I Johnson
Le onde del mare, il vento tra i capelli e il profumo della salsedine. Quanto amavo quei profumi e quegli odori, fissavo il mare con sguardo spento, ero distrutto, quanti giorni passati e centinaia di estati a giocare con mia sorella su questa spiaggia, ed ora forse non vedrò più il suo sorriso.
Questa maledetta politica sta distruggendo tutto, la corruzione ormai è ovunque. Il principe senatore, vuole il nostro sostegno per ampliare le forze del loro esercito, e avere così maggiori armi e mezzi da guerra, il motivo? Dichiarare guerra alle uniche zone che erano rimaste al di fuori di quella legge, i ribelli.
Quelle zone erano composte da reietti, ladri, gente in fuga, nemici della politica e dagli insani. Eppure lui e la sua famiglia non erano d'accordo con quelle idee, un'altra guerra avrebbe voluto dire altri morti, altre vite spezzate, loro non volevano tutto quello.

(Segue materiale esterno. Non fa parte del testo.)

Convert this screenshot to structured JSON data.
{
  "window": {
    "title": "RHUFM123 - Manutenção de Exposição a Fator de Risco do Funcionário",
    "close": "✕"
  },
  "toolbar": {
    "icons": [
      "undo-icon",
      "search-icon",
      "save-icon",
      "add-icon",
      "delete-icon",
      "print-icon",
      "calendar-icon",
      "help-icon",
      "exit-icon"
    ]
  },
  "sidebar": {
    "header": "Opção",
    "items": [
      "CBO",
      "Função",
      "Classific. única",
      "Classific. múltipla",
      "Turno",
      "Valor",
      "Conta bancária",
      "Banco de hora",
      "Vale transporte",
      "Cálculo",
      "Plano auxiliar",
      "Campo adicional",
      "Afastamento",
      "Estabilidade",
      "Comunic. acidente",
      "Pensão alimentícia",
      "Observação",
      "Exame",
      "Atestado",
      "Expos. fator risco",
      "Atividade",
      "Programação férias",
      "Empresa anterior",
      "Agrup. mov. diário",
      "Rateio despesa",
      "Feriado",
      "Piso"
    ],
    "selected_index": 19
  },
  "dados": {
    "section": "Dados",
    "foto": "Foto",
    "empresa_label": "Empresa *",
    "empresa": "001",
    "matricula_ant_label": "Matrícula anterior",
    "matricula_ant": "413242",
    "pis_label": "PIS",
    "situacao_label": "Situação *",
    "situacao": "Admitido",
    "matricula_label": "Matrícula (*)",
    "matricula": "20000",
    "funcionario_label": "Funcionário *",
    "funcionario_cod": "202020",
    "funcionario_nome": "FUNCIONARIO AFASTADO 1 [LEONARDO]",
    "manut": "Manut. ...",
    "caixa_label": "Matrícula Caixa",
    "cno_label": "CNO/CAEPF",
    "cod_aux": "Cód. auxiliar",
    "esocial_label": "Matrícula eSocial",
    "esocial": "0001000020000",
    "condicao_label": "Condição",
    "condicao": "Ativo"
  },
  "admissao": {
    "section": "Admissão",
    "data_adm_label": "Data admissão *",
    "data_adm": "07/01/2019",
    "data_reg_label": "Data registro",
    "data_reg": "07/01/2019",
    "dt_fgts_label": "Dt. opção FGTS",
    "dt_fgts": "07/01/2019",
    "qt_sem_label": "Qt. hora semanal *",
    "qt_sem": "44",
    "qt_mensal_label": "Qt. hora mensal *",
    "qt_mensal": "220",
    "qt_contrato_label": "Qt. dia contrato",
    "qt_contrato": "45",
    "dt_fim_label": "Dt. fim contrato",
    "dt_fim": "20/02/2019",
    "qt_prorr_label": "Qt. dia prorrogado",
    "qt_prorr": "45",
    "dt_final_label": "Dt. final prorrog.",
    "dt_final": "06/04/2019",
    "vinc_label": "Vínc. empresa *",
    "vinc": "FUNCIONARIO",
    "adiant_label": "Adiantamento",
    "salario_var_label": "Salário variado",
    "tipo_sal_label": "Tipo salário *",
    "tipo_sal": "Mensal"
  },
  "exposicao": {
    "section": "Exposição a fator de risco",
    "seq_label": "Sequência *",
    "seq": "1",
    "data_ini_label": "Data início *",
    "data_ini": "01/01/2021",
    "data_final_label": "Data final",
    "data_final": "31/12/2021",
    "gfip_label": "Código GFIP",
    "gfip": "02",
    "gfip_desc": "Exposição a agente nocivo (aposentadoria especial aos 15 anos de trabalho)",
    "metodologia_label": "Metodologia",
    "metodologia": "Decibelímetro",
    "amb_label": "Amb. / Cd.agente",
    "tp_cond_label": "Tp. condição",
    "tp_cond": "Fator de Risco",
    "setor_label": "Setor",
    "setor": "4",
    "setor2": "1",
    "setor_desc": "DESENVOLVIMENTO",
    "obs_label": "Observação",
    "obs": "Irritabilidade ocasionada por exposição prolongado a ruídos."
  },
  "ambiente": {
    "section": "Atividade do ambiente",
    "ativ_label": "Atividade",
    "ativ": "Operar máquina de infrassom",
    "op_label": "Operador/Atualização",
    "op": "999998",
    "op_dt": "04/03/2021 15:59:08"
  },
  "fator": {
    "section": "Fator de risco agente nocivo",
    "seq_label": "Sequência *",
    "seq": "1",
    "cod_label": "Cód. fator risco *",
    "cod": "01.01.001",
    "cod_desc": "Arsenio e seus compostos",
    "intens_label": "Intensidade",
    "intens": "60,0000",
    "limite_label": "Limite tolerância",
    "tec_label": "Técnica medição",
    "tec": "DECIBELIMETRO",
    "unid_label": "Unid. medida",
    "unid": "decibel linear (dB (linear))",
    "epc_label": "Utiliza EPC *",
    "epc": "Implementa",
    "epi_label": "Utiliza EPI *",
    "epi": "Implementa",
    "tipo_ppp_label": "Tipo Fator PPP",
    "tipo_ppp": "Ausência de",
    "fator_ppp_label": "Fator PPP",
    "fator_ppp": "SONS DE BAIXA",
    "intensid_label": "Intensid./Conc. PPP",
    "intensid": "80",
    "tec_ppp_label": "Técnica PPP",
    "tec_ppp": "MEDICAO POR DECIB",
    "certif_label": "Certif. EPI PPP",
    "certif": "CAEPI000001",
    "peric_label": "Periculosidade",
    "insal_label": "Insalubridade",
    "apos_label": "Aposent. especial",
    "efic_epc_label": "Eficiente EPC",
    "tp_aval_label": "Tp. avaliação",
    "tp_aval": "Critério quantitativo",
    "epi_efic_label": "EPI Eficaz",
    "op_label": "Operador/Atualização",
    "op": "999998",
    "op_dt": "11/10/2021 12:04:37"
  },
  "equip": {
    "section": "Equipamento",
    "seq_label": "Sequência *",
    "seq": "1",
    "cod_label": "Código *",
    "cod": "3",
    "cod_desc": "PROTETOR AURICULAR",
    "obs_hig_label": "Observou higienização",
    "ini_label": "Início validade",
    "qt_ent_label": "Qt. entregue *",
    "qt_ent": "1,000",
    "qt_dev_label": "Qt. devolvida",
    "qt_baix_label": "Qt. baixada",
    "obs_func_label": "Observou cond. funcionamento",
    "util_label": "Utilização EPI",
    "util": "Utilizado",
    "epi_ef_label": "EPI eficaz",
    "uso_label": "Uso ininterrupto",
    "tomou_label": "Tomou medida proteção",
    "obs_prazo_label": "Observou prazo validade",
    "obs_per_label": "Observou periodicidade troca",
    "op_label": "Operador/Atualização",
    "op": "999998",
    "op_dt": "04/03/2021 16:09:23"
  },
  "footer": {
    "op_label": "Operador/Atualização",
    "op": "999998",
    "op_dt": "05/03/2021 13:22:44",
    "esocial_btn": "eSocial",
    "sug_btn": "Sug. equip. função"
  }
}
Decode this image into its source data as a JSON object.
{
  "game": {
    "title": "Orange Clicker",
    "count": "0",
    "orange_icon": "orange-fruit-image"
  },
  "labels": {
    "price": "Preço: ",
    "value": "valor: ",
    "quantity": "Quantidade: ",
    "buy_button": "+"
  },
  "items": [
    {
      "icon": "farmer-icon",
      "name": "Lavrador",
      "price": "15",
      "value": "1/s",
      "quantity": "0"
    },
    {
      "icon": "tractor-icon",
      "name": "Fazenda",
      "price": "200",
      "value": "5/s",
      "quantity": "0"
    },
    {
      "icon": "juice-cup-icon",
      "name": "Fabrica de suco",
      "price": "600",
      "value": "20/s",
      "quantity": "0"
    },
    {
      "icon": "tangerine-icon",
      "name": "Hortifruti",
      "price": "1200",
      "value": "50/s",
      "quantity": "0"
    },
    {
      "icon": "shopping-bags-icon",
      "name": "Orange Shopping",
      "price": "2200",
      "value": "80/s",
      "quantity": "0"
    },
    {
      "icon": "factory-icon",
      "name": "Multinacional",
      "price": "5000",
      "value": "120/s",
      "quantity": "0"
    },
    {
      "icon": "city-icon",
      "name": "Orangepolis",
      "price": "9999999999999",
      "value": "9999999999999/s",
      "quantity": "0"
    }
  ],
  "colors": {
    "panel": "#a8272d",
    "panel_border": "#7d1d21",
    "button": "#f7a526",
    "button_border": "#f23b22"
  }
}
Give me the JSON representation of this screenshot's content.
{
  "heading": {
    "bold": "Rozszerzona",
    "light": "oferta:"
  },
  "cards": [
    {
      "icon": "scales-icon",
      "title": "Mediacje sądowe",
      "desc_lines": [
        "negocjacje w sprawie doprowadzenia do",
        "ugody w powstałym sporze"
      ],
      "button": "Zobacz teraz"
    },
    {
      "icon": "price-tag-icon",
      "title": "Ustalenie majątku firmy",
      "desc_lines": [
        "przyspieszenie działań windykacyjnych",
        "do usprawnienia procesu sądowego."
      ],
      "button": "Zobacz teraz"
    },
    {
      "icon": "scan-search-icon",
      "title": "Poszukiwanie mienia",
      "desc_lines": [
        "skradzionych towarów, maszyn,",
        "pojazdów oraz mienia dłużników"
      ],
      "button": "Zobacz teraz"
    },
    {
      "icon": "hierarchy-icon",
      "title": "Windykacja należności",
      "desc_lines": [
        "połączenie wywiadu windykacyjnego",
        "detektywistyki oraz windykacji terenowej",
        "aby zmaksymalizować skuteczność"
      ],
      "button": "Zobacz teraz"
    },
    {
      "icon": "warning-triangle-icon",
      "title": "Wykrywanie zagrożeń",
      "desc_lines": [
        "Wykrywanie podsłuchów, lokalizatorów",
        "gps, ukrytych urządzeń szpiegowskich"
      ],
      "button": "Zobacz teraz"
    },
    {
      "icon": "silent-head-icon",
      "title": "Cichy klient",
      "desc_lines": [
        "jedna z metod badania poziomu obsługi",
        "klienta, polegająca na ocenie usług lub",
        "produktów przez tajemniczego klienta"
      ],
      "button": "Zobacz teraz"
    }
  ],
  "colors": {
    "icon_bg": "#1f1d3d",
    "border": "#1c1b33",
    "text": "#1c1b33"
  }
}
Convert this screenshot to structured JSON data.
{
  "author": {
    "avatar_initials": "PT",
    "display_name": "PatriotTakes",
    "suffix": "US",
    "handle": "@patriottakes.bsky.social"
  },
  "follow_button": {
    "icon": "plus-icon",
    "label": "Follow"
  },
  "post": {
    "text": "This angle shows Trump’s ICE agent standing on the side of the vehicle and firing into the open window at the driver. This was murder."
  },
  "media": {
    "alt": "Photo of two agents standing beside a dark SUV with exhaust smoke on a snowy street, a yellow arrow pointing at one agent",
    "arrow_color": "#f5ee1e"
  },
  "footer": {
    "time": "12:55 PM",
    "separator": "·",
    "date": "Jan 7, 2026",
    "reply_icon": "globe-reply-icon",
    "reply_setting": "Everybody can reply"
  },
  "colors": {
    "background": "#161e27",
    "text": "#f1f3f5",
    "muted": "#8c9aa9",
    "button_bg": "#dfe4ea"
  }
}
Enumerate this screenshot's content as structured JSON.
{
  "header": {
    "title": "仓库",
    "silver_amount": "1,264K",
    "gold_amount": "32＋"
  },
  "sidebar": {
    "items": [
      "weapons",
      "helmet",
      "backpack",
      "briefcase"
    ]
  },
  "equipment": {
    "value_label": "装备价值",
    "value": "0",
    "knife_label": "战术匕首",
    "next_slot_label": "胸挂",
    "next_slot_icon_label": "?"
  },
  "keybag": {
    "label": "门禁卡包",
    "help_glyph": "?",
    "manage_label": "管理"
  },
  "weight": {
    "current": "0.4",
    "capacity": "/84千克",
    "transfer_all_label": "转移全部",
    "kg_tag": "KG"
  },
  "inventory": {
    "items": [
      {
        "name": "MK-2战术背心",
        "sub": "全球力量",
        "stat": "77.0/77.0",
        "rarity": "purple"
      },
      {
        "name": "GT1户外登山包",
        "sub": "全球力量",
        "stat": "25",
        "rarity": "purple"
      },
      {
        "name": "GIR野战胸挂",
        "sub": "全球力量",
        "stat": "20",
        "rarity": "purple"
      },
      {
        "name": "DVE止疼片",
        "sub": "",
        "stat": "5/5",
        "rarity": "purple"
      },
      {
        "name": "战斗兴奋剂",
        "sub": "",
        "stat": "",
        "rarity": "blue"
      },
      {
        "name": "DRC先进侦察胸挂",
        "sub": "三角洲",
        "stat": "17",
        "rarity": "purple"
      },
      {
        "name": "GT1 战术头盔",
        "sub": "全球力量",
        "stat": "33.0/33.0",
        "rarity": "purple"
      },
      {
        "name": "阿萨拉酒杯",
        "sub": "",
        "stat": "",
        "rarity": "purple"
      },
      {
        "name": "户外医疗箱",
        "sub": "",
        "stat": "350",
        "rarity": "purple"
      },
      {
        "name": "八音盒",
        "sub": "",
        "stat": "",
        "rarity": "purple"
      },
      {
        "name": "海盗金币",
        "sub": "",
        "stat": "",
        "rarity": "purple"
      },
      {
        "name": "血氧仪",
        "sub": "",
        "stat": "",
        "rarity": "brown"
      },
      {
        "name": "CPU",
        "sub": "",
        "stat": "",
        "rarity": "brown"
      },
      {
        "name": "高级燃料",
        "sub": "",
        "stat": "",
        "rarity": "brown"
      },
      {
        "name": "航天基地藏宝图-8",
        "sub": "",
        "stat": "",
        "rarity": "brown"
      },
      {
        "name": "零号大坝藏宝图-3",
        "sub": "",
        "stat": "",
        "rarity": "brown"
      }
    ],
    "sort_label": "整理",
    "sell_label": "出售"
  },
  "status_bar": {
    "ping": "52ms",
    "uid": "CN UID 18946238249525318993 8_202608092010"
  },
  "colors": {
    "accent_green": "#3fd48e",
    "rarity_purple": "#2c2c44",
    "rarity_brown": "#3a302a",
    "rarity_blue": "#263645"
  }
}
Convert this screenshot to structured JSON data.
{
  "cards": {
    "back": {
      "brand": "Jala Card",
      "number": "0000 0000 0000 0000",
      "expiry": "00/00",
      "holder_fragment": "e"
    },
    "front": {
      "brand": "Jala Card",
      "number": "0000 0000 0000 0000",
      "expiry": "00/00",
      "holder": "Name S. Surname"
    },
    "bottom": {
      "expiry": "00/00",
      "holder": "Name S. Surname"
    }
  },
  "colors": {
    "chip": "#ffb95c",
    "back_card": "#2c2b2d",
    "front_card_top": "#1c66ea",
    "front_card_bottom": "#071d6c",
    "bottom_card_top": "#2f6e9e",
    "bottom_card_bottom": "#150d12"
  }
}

I miei pensieri furono interrotti, sentii in lontananza la voce di mia madre chiamarmi. Fissai ancora il mare, e i pescherecci in lontananza, da sempre proprietà della mia famiglia, i Johnson. Alla fine decisi di incamminarmi verso l'immensa villa dipinta di rosso. Mia madre anche da lontano splende nella sua bellezza, il suo vestito bianco sventola sotto la brezza marina mette in risalto il suo meraviglioso fisico, i suoi capelli biondi e i suoi occhi verdi mentre mio padre che le era accanto, come sempre, è così alto da far sembrare mia madre minuscola, ma anche io non scherzo, ho i capelli neri come quelli di mio padre, ma i miei occhi verdi, quelli li ho ereditati da mia madre.
Una volta arrivato, Franck il nostro inserviente mi apre. "Carlos, figlio mio, vieni in salotto, ci sono delle persone che vorrei tu conoscessi" faccio un cenno di assenso a mio padre e mi dirigo con lui verso il salone. Mentre cammino in crocio lo sguardo di mia madre, i suoi occhi sono rossi e lucidi, ha di nuovo pianto, sta soffrendo troppo per la sua bambina che non è più con noi. Vorrei consolarla, abbracciarla, ma ora non posso, sono stato chiamato da mio padre e le regole sono chiare, in pubblico niente smancerie con le donne, madri o sottomesse non cambia.
Varchiamo la grande porta di legno del salone, il parquet legno massello del pavimento si riflette sul muro con una carta da parati beige, le applique a forma di candelabro dorate e il cammino rendono la stanza molto elegante. Al centro sono dei divani enormi di velluto, sotto di loro un tappeto rosso fuoco, il colore preferito di mia madre. Sui divani sono seduti due signore della stessa età di mio padre, non capisco cosa sta succedendo, ma ho un brutto presentimento.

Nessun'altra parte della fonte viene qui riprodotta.